We've been experimenting with web-to-image and web-to-document conversions for fair while now, but we've never quite been satisfied with the results.
The conventional answer to this problem is the venerable wkhtmltopdf / wkhtmltoimage, a headless engine for rendering web pages using the Qt version of the WebKit layout engine that underlies Google's Chrome, Apple's Safari and many other browsers.
(The names make more sense when pronounced “WebKit HTML-to-PDF” and “WebKit HTML-to-Image”).
And in general, the conventional answer is a good one—wkhtmltox does an admirable job in most circumstances. But sometimes wkhtmltox fails to render some web-pages correctly, or at all, and—largely due to issues in the underlying Qt/WebKit framework—has historically had issues with image resolution and quality, obscure or unusual HTML5 and SVG content, and in some areas, full Unicode or emoji support.
If you happen to control the content, you can often make small changes to the web page you're trying to render to work-around these problems. But that's not helpful at web scale.
PhantomJS is general-purpose headless browser that can be used to capture images of web pages.

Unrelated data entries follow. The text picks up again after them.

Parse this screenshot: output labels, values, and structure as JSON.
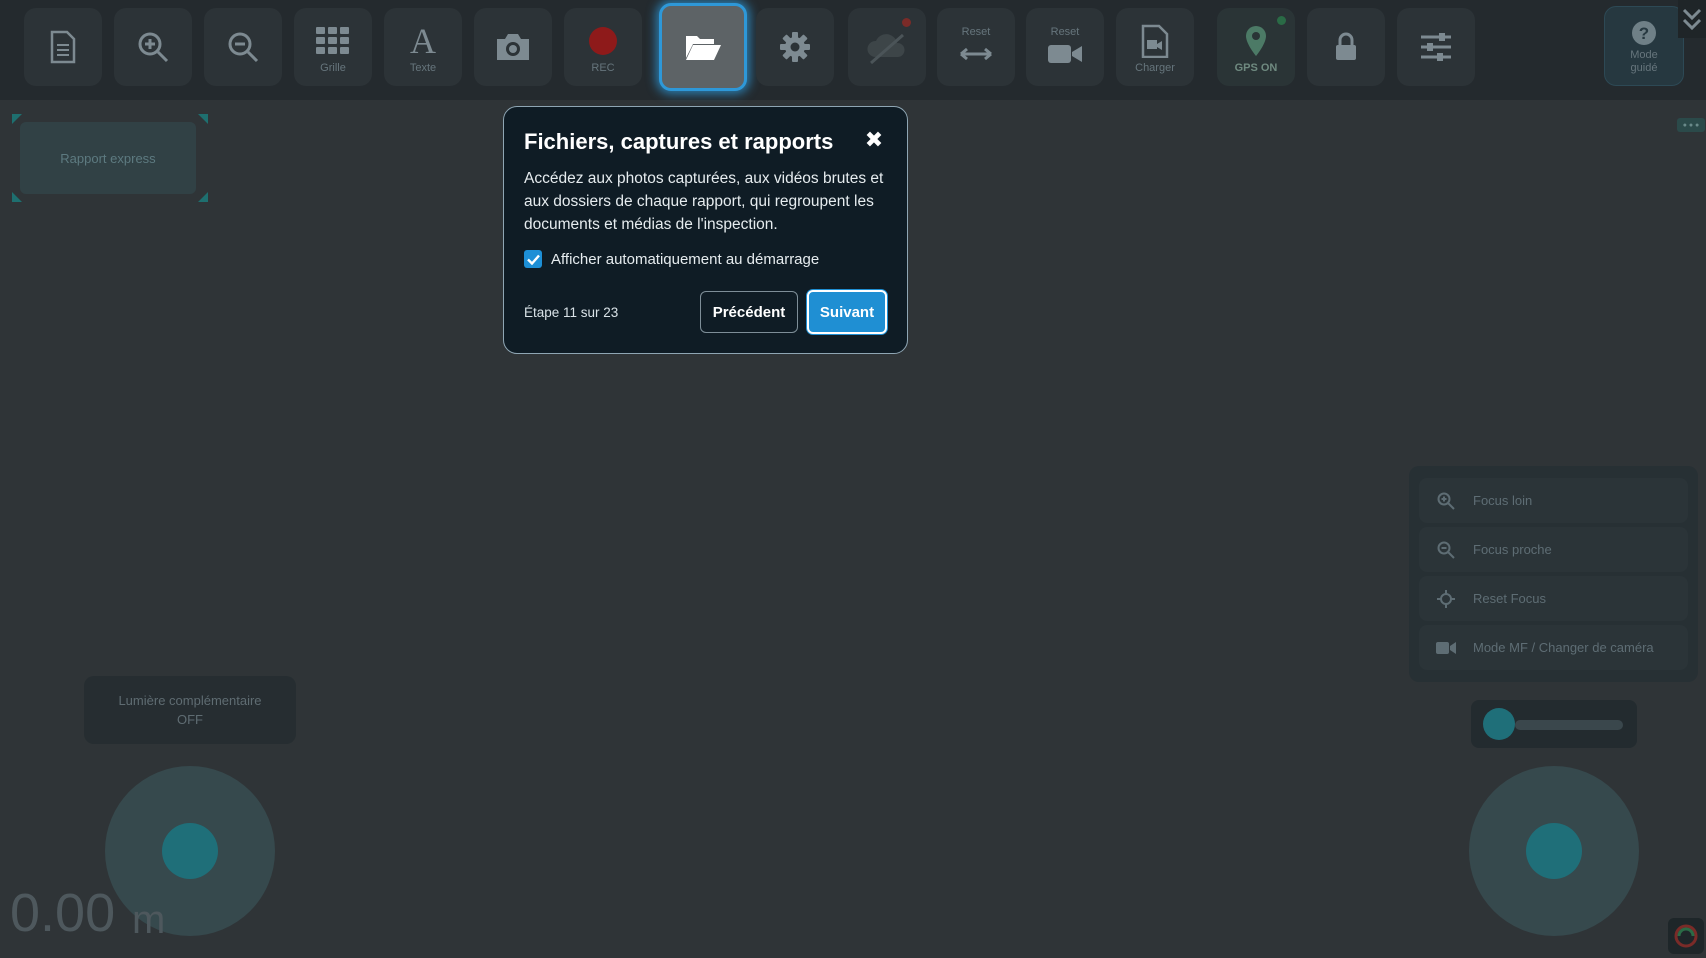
{
  "toolbar": {
    "buttons": [
      {
        "name": "document-button",
        "icon": "document-icon",
        "label": ""
      },
      {
        "name": "zoom-in-button",
        "icon": "zoom-in-icon",
        "label": ""
      },
      {
        "name": "zoom-out-button",
        "icon": "zoom-out-icon",
        "label": ""
      },
      {
        "name": "grid-button",
        "icon": "grid-icon",
        "label": "Grille"
      },
      {
        "name": "text-button",
        "icon": "text-icon",
        "label": "Texte"
      },
      {
        "name": "camera-button",
        "icon": "camera-icon",
        "label": ""
      },
      {
        "name": "rec-button",
        "icon": "record-icon",
        "label": "REC"
      },
      {
        "name": "files-button",
        "icon": "folder-open-icon",
        "label": ""
      },
      {
        "name": "settings-button",
        "icon": "gear-icon",
        "label": ""
      },
      {
        "name": "cloud-button",
        "icon": "cloud-off-icon",
        "label": ""
      },
      {
        "name": "reset-position-button",
        "icon": "horizontal-arrows-icon",
        "top_label": "Reset"
      },
      {
        "name": "reset-camera-button",
        "icon": "video-camera-icon",
        "top_label": "Reset"
      },
      {
        "name": "charger-button",
        "icon": "file-video-icon",
        "label": "Charger"
      },
      {
        "name": "gps-button",
        "icon": "map-pin-icon",
        "label": "GPS ON"
      },
      {
        "name": "lock-button",
        "icon": "lock-icon",
        "label": ""
      },
      {
        "name": "sliders-button",
        "icon": "sliders-icon",
        "label": ""
      },
      {
        "name": "guided-mode-button",
        "icon": "question-icon",
        "label": "Mode guidé"
      }
    ],
    "labels": {
      "grille": "Grille",
      "texte": "Texte",
      "rec": "REC",
      "reset1": "Reset",
      "reset2": "Reset",
      "charger": "Charger",
      "gps": "GPS ON",
      "mode": "Mode",
      "guide": "guidé"
    },
    "colors": {
      "active_border": "#2e98d8",
      "rec_dot": "#c0392b",
      "gps_dot": "#2e9c5a"
    }
  },
  "rapport_express": {
    "label": "Rapport express"
  },
  "popover": {
    "title": "Fichiers, captures et rapports",
    "body": "Accédez aux photos capturées, aux vidéos brutes et aux dossiers de chaque rapport, qui regroupent les documents et médias de l'inspection.",
    "checkbox_label": "Afficher automatiquement au démarrage",
    "checkbox_checked": true,
    "step_text": "Étape 11 sur 23",
    "prev_label": "Précédent",
    "next_label": "Suivant",
    "close_icon": "close-icon"
  },
  "lumiere": {
    "line1": "Lumière complémentaire",
    "line2": "OFF"
  },
  "speed": {
    "value": "0.00",
    "unit": "m"
  },
  "focus_panel": {
    "items": [
      {
        "label": "Focus loin",
        "icon": "zoom-in-icon"
      },
      {
        "label": "Focus proche",
        "icon": "zoom-out-icon"
      },
      {
        "label": "Reset Focus",
        "icon": "crosshair-icon"
      },
      {
        "label": "Mode MF / Changer de caméra",
        "icon": "video-camera-icon"
      }
    ]
  }
}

PhantomJS is also Qt/WebKit-based, but uses a more recent version of the library that avoids some of the issues wkhtmltox runs in to. But not all of them. PhantomJS has also has issues with some web-sites—some overlapping with wkhtmltox's issues, but there are sites that PhantomJS renders better than wkhtmltox and other sites that wkhtmltox renders better than PhantomJS.
Add to this mix Blink, a new(ish) and improved fork of the WebKit core that is used in current versions of Chromium, Chrome, Opera and other browsers, and several ways to drive Blink—the ChromiumEmbeddedFramework (CEF), Brightray and Electron, to name just a few.
There are just a lot of ways to capture a screenshot of a web page. And each has its own strengths and weaknesses.
So after much experimentation, we've finally settled on a hybrid solution that uses heuristics to choose “the right tool for the job”—selecting one web-to-image engine or another (with some custom pre- and post-processing here and there) based on the nature of the page being rendered.
We'll be rolling out new web-to-image REST endpoint based on this hybrid solution over the next few days. (Watch this space 🙂 .) And while the current results are quite good, we fully expect to continue to tweak and evolve that hybrid solution as we use it with more and more sites (such is the nature of “web scale”), so we're inviting everyone in earshot to take it for spin.